I am use cuda-gdb on cuda-12.5 with driver 535. I am building cuda-gdb from source.
I am using cuda-gdb to attaching on pytorch training process, my nccl is build with -O3 -lineinfo.
On previous version of cuda-gdb(12.1), the inlined information are working well, but cuda-gdb on cuda12.5 missing inlined info, the symbol of inlined function are truncated
#0 ncclDevFunc_AllGather_RING_SIMPLE ()
at nccl/src/device/./prims_simple.h:239 in 2EaS1_Li2ELi2EE9ScattererILb1EEclILi1ELi0ELi1ELi0ELi7EEEviiiiiPPviS9_PiEUliE_ZS7_ILi1ELi0ELi1ELi0ELi7EEviiiiiS9_iS9_SA_EUliE0_EviRimPmbiRKT11_iRKT12_RT10_SM_ inlined from prims_simple.h:757
#1 0x00007fd7d5d826a0 in ncclDevKernel_AllGather_RING_LL<<<(16,1,1),(544,1,1)>>> () at nccl/src/device/./common.h:198 in 0ELi1ELi0ELi1ELi0ELin1EEEvllib inlined from all_gather.cu:3
How can I get full symbol name of inlined function?
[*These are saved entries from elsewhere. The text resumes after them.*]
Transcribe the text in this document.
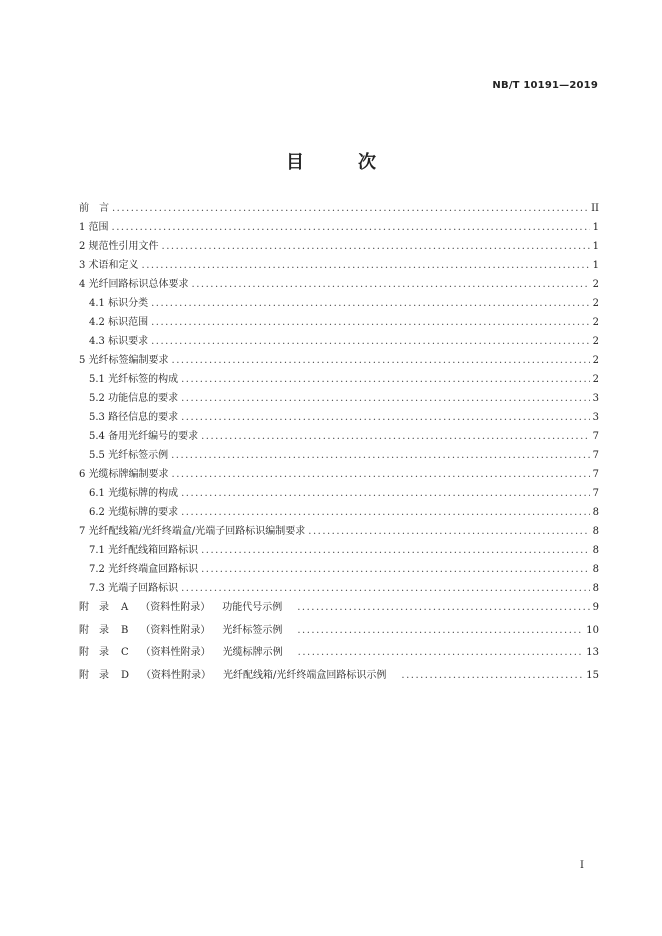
NB/T 10191—2019
目　次
前　言 .....	II
1 范围 .....	1
2 规范性引用文件 .....	1
3 术语和定义 .....	1
4 光纤回路标识总体要求 .....	2
4.1 标识分类 .....	2
4.2 标识范围 .....	2
4.3 标识要求 .....	2
5 光纤标签编制要求 .....	2
5.1 光纤标签的构成 .....	2
5.2 功能信息的要求 .....	3
5.3 路径信息的要求 .....	3
5.4 备用光纤编号的要求 .....	7
5.5 光纤标签示例 .....	7
6 光缆标牌编制要求 .....	7
6.1 光缆标牌的构成 .....	7
6.2 光缆标牌的要求 .....	8
7 光纤配线箱/光纤终端盒/光端子回路标识编制要求 .....	8
7.1 光纤配线箱回路标识 .....	8
7.2 光纤终端盒回路标识 .....	8
7.3 光端子回路标识 .....	8
附　录 A （资料性附录） 功能代号示例 .....	9
附　录 B （资料性附录） 光纤标签示例 .....	10
附　录 C （资料性附录） 光缆标牌示例 .....	13
附　录 D （资料性附录） 光纤配线箱/光纤终端盒回路标识示例 .....	15
I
Can you share the output of “nvidia-smi”? This will tell us some more information about your system and the GPUs installed.
When you said it worked with cuda-gdb from r12.1 but failed with r12.5, did you rebuild with the r12.5 compiler, or were you using the same binaries as you did with r12.1? This will help us determine if this is a compiler issue, or if it’s a debugger one.